My program is called lstrc. It's written in Perl. Here's how I profiled it:
23:31:09 $ perl -d:DProf /usr/local/bin/lstrc
The output of my program appeared when I ran it. Then I ran dprofpp, and here's what I got:
23:31:23 $ dprofpp
Total Elapsed Time = 0.411082 Seconds
User+System Time = 0.407182 Seconds
Exclusive Times
%Time ExclSec CumulS #Calls sec/call Csec/c Name
64.1 0.261 0.261 18 0.0145 0.0145 TFK::Util::total_cpu
18.1 0.074 0.076 176 0.0004 0.0004 TFK::Util::timdat
5.65 0.023 0.052 9 0.0026 0.0058 main::BEGIN
1.72 0.007 0.007 1348 0.0000 0.0000 File::ReadBackwards::readline
0.98 0.004 0.022 6 0.0007 0.0036 TFK::Util::BEGIN
0.74 0.003 0.011 18 0.0002 0.0006 TFK::Util::tim1
0.74 0.003 0.004 6 0.0005 0.0006 ActiveState::Path::BEGIN
0.74 0.003 0.014 7 0.0004 0.0019 Date::Parse::BEGIN
0.74 0.003 0.359 2 0.0015 0.1797 main::process_files
0.49 0.002 0.002 4 0.0005 0.0006 Config::BEGIN
0.49 0.002 0.002 177 0.0000 0.0000 File::Basename::fileparse
0.49 0.002 0.002 176 0.0000 0.0000 File::Basename::_strip_trailing_sep
0.49 0.002 0.002 3 0.0005 0.0005 Exporter::as_heavy
0.49 0.002 0.002 6 0.0003 0.0004 File::ReadBackwards::BEGIN
0.25 0.001 0.002 24 0.0001 0.0001 Getopt::Long::BEGIN
What this says is that the function called TFK::Util::total_cpu accounts for 64.1% of the program's total execution time. The thing you couldn't have known (except I'm going to tell you) is that this program is not supposed to execute the function TFK::Util::total_cpu. At all. It's because I didn't specify the --cpu command line argument. (I told you that you couldn't have known.)

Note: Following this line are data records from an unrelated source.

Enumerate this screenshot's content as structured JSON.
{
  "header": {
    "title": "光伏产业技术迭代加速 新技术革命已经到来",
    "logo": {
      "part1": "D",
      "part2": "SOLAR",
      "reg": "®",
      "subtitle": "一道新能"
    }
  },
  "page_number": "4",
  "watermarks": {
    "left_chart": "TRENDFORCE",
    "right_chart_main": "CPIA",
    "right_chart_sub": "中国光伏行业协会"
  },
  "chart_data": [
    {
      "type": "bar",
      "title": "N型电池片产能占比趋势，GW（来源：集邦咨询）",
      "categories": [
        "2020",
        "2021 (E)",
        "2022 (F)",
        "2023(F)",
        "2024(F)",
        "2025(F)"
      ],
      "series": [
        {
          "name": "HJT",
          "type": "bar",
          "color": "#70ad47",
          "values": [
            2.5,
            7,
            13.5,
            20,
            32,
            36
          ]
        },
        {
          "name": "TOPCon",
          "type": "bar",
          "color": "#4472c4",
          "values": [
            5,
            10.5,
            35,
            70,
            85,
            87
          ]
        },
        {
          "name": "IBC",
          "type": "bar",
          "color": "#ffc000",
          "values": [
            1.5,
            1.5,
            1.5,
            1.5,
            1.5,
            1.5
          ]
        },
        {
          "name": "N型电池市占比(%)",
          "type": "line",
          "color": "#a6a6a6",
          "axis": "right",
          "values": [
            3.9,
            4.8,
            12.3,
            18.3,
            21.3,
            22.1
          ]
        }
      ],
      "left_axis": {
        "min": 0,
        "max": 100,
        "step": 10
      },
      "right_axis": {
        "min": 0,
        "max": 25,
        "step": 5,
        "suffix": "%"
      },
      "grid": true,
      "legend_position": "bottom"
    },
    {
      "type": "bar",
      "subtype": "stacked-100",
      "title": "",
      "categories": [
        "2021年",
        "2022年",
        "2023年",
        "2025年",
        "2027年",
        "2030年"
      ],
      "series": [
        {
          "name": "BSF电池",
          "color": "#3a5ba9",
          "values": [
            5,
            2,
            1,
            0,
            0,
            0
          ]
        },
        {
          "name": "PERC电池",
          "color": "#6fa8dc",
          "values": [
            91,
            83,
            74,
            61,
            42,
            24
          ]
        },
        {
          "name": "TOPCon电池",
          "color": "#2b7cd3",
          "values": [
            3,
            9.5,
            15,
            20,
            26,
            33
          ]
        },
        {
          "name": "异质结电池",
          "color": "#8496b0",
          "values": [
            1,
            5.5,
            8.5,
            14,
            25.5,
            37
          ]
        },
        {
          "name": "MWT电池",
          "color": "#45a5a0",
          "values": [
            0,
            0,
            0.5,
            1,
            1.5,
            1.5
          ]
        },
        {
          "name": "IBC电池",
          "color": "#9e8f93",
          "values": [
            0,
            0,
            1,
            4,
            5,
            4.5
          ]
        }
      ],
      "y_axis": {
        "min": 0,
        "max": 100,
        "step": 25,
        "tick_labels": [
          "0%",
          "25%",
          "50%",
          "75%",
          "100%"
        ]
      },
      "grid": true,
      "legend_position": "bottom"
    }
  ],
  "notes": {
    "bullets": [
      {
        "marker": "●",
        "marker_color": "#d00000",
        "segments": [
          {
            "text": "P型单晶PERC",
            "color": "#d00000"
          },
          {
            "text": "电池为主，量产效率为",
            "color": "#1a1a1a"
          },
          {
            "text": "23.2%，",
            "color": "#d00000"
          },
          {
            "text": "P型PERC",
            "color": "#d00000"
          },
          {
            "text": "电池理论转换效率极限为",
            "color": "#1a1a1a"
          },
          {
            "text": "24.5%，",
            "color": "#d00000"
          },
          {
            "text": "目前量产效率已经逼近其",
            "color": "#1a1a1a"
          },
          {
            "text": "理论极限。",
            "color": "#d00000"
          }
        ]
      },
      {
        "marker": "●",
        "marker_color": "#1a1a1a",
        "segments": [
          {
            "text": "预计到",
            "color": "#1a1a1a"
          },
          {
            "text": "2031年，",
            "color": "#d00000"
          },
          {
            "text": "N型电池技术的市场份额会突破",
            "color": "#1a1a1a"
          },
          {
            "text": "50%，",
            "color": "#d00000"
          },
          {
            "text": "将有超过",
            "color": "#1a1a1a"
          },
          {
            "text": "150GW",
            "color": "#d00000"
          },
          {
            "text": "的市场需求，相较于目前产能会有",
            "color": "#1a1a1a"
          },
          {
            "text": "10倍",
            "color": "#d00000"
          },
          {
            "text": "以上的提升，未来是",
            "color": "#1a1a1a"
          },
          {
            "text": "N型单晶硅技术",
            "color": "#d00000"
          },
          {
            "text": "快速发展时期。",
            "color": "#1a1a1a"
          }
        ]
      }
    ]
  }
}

Given this knowledge that my code was spending 64.1% of my time executing a function that I didn't even want to run, I was able to add the appropriate branch around the call of TFK::Util::total_cpu. Then, when I ran my code again, it produced exactly the same output, but its profile looked like this:
23:33:07 $ dprofpp
Total Elapsed Time = 0.150279 Seconds
User+System Time = 0.147957 Seconds
Exclusive Times
%Time ExclSec CumulS #Calls sec/call Csec/c Name
50.0 0.074 0.076 176 0.0004 0.0004 TFK::Util::timdat
15.5 0.023 0.053 9 0.0026 0.0058 main::BEGIN
4.73 0.007 0.007 1348 0.0000 0.0000 File::ReadBackwards::readline
2.70 0.004 0.022 6 0.0007 0.0036 TFK::Util::BEGIN
2.70 0.004 0.013 18 0.0002 0.0007 TFK::Util::tim1
2.03 0.003 0.004 6 0.0005 0.0006 ActiveState::Path::BEGIN
2.03 0.003 0.013 7 0.0004 0.0019 Date::Parse::BEGIN
2.03 0.003 0.100 2 0.0015 0.0499 main::process_files
1.35 0.002 0.002 4 0.0005 0.0005 Config::BEGIN
1.35 0.002 0.002 177 0.0000 0.0000 File::Basename::fileparse
1.35 0.002 0.002 176 0.0000 0.0000 File::Basename::_strip_trailing_sep
1.35 0.002 0.002 6 0.0003 0.0004 File::ReadBackwards::BEGIN
1.35 0.002 0.002 3 0.0005 0.0005 Exporter::as_heavy
0.68 0.001 0.002 24 0.0001 0.0001 Getopt::Long::BEGIN
0.68 0.001 0.005 176 0.0000 0.0000 File::Basename::basename

Let me summarize:
Total Elapsed Time = 0.411082 Seconds — before profiling
Total Elapsed Time = 0.150279 Seconds — after profiling
That's about a 64% improvement in response time, in return for about 30 extra seconds of development work.

Profiling—seeing how your code has spent your time—rocks.